SADC Tribunal gets ready

This week, just about the time fears were mounting that the tribunal’s historic building in downtown Windhoek would turn into a white elephant, candidates were being interviewed to fill staff positions in order to get the regional court running.

On November 18 last year, Namibian Prime Minister Nahas Angula officially opened the building. At the ceremony, the judges of the tribunal were also sworn in to ready them to start hearing cases from SADC member countries or at least to offer legal advice to the SADC Heads of State and Government Summits.

During the ceremony, Mozambique’s Judge President Luis Mondlane was elected president of the tribunal.

Other members include Rigoberto Kambovo (Angola), Onkemetse Tshosa (Botswana), Isaac Mtambo (Malawi), Aringa Pillay (Mauritius), Petrus Damaseb (Namibia) and Stanley Maphalala (Swaziland).

Tanzania is represented by Frederick Werema, Zambia by Fredrick Chomba and Zimbabwe by Antonia Guvava.

The judges were selected by their national judicial bodies, based on credentials required for appointment to the highest judicial office in their home countries.

At last year’s inauguration, expectations were high from both those who witnessed the ceremony and the guest of honour himself who then called for the quick implementation of the regional court in line with the acceleration of regional integration.

“Today marks an important milestone in the annals of the history of SADC as the beacon of regional integration. The SADC Tribunal will only be a useful tool in this process if cases are brought before it; and if the protocols interpreted and applied by the Tribunal are ratified or acceded to by all Members States.
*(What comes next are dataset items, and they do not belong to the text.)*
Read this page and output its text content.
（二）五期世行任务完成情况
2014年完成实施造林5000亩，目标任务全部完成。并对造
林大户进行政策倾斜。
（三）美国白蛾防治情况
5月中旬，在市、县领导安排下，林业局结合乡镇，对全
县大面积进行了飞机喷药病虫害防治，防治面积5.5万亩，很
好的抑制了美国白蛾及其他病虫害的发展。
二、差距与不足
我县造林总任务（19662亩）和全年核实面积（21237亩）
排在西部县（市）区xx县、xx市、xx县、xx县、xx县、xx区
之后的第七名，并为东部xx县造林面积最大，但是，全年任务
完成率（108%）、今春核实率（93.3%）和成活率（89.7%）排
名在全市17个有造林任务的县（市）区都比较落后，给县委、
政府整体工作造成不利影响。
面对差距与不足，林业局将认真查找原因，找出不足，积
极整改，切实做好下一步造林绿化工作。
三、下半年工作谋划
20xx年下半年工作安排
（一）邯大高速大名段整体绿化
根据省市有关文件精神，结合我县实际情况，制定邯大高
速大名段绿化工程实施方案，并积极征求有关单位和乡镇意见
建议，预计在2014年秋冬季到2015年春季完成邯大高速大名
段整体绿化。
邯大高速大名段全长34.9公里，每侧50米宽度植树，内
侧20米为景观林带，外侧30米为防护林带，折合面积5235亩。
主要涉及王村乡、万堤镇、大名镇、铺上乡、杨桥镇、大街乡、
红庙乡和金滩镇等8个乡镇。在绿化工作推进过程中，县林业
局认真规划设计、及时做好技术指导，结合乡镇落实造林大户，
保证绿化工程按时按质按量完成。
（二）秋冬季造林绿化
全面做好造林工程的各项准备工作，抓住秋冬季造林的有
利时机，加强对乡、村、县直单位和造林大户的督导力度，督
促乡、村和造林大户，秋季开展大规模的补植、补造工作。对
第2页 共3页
Therefore, to avoid making the Tribunal a white elephant, we must encourage our people and institutions to use it and not to bypass it,” said Angula.
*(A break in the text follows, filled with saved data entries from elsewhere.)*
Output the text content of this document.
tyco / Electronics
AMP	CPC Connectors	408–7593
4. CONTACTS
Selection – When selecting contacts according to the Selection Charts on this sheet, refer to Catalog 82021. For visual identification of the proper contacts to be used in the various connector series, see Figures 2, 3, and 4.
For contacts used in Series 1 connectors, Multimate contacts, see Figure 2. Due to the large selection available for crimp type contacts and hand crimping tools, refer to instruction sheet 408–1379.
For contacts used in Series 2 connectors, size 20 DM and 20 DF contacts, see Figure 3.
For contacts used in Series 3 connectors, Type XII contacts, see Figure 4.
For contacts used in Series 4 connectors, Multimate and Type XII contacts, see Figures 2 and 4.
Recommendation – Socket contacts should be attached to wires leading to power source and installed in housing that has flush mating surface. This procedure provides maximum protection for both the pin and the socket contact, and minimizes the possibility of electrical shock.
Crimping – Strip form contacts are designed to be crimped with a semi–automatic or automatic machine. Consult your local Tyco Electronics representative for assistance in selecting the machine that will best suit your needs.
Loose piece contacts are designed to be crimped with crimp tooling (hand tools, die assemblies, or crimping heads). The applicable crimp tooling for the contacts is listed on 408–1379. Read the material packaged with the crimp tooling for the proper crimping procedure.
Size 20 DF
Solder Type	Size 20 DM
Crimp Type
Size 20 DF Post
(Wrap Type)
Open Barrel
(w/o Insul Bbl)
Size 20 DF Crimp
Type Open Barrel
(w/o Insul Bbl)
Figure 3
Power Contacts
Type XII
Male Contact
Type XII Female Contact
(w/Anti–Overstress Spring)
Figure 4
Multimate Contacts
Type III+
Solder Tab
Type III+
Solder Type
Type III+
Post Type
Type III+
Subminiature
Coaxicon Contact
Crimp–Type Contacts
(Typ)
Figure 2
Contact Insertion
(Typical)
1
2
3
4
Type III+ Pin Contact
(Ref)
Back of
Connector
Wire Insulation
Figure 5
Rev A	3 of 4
Dr Teodosio Wate, Head of the Legal Department at the SADC Secretariat in Gaborone, Botswana, said in a telephone interview: “The fact that people are being interviewed to take up the jobs is a sign that all is in place.”

He attributed the delay to logistical and administrative bottlenecks.
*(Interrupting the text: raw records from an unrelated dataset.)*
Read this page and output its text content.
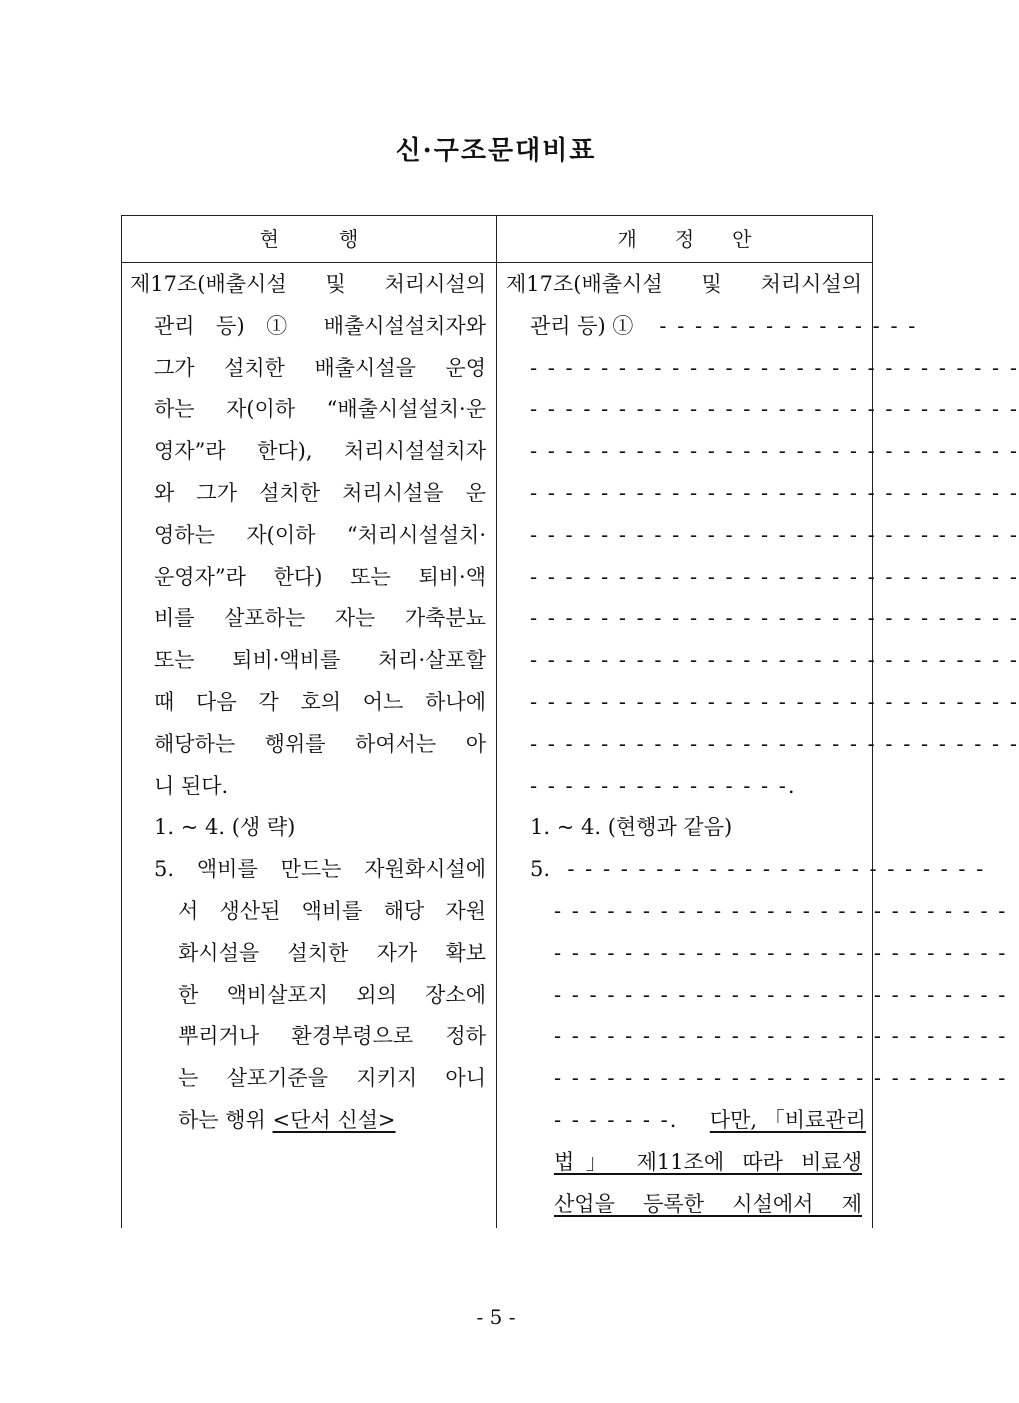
신·구조문대비표
현행	개정안
제17조(배출시설 및 처리시설의
관리 등) ① 배출시설설치자와
그가 설치한 배출시설을 운영
하는 자(이하 “배출시설설치·운
영자”라 한다), 처리시설설치자
와 그가 설치한 처리시설을 운
영하는 자(이하 “처리시설설치·
운영자”라 한다) 또는 퇴비·액
비를 살포하는 자는 가축분뇨
또는 퇴비·액비를 처리·살포할
때 다음 각 호의 어느 하나에
해당하는 행위를 하여서는 아
니 된다.
1. ~ 4. (생 략)
5. 액비를 만드는 자원화시설에
서 생산된 액비를 해당 자원
화시설을 설치한 자가 확보
한 액비살포지 외의 장소에
뿌리거나 환경부령으로 정하
는 살포기준을 지키지 아니
하는 행위 <단서 신설>
제17조(배출시설 및 처리시설의
관리 등) ①   - - - - - - - - - - - - - - -
- - - - - - - - - - - - - - - - - - - - - - - - - - - -
- - - - - - - - - - - - - - - - - - - - - - - - - - - -
- - - - - - - - - - - - - - - - - - - - - - - - - - - -
- - - - - - - - - - - - - - - - - - - - - - - - - - - -
- - - - - - - - - - - - - - - - - - - - - - - - - - - -
- - - - - - - - - - - - - - - - - - - - - - - - - - - -
- - - - - - - - - - - - - - - - - - - - - - - - - - - -
- - - - - - - - - - - - - - - - - - - - - - - - - - - -
- - - - - - - - - - - - - - - - - - - - - - - - - - - -
- - - - - - - - - - - - - - - - - - - - - - - - - - - -
- - - - - - - - - - - - - - -.
1. ~ 4. (현행과 같음)
5.  - - - - - - - - - - - - - - - - - - - - - - - -
- - - - - - - - - - - - - - - - - - - - - - - - - -
- - - - - - - - - - - - - - - - - - - - - - - - - -
- - - - - - - - - - - - - - - - - - - - - - - - - -
- - - - - - - - - - - - - - - - - - - - - - - - - -
- - - - - - - - - - - - - - - - - - - - - - - - - -
- - - - - - -. 다만, 「비료관리
법」 제11조에 따라 비료생
산업을 등록한 시설에서 제
- 5 -
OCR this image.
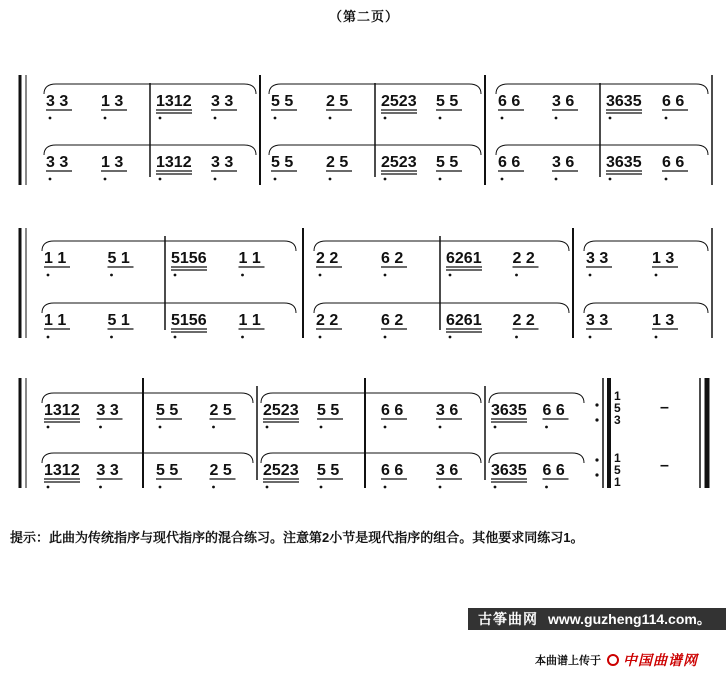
（第二页）
3 3 1 3
3 3 1 3
1312 3 3
1312 3 3
5 5 2 5
5 5 2 5
2523 5 5
2523 5 5
6 6 3 6
6 6 3 6
3635 6 6
3635 6 6
1 1	5 1
1 1	5 1
5156 1 1
5156 1 1
2 2	6 2
2 2	6 2
6261 2 2
6261 2 2
3 3	1 3
3 3	1 3
1312 3 3
1312 3 3
5 5 2 5
5 5 2 5
2523 5 5
2523 5 5
6 6 3 6
6 6 3 6
3635 6 6
3635 6 6
1
5
3
1
5
1
–
–
提示：此曲为传统指序与现代指序的混合练习。注意第2小节是现代指序的组合。其他要求同练习1。
古筝曲网 www.guzheng114.com。
本曲谱上传于 中国曲谱网
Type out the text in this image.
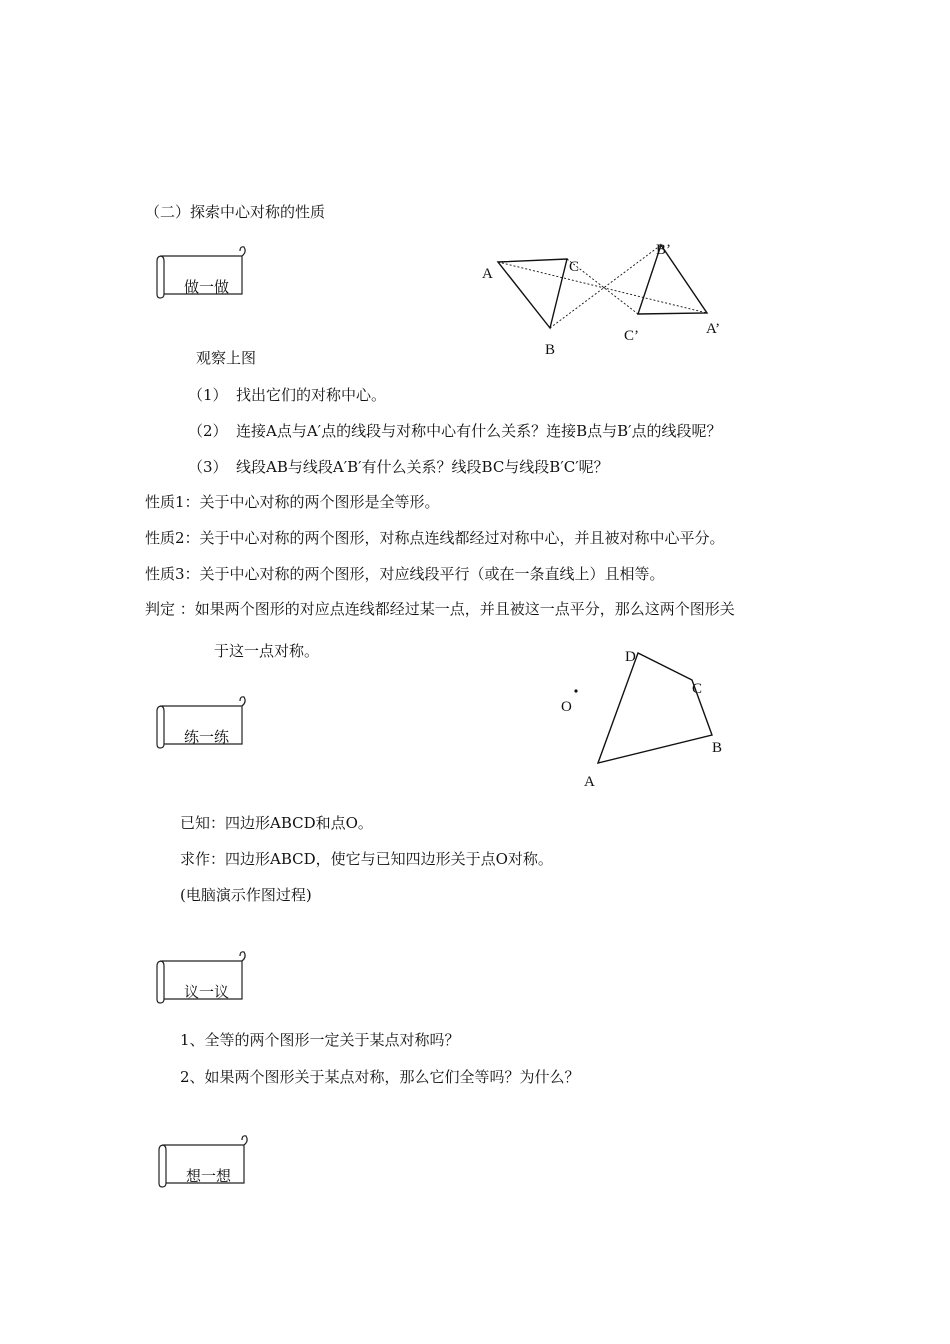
（二）探索中心对称的性质
做一做
A
B
C
A’
B’
C’
观察上图
（1） 找出它们的对称中心。
（2） 连接A点与A′点的线段与对称中心有什么关系？连接B点与B′点的线段呢？
（3） 线段AB与线段A′B′有什么关系？线段BC与线段B′C′呢？
性质1：关于中心对称的两个图形是全等形。
性质2：关于中心对称的两个图形，对称点连线都经过对称中心，并且被对称中心平分。
性质3：关于中心对称的两个图形，对应线段平行（或在一条直线上）且相等。
判定 ：如果两个图形的对应点连线都经过某一点，并且被这一点平分，那么这两个图形关
于这一点对称。
A
B
C
D
O
练一练
已知：四边形ABCD和点O。
求作：四边形ABCD，使它与已知四边形关于点O对称。
(电脑演示作图过程)
议一议
1、全等的两个图形一定关于某点对称吗？
2、如果两个图形关于某点对称，那么它们全等吗？为什么？
想一想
With most of the SADC protocols (from which the tribunal yields its powers) ratified and acceded to, member countries will have to recognise the court and respect its decisions.

The 10-person tribunal’s main responsibility is to assist member states in the constructive resolution of disputes.

It is also supposed to be responsible for resolving conflicts among member states as well as ensuring adherence to, and proper interpretation of, the SADC Treaty and other subsidiary instruments binding the regional grouping.

The tribunal was established under Article 9 of the SADC Treaty as a build-up to the regional integration process by playing the role of arbiter among member states.

It is also supposed to provide advisory opinions to the Heads of State and Government Summits, Council of Ministers and other organs of SADC.

Member states who feel aggrieved by another member state are supposed to take their case to the tribunal for judicial arbitration.

It also has powers to impose penalties on witnesses who deliberately fail to appear before it, or appear but refuse to testify without valid reasons.

Like in other courts, witnesses will take an oath in line with the laws and guidelines of their countries of residence.

The tribunal guidelines also provide that a member state shall treat a witness who violates the rules of the tribunal in the same manner as if the offence had been committed before one of its own courts.

In terms of Article 15 of the Protocol on tribunal, it will have jurisdiction over disputes between states as well as disputes between natural or legal persons and states.

The tribunal would also preside over matters relating to the interpretation, application or validity of SADC protocols and all subsidiary instruments adopted within the framework of the SADC community.

The verdict reached by the tribunal will be communicated to the states in conflict or any other parties.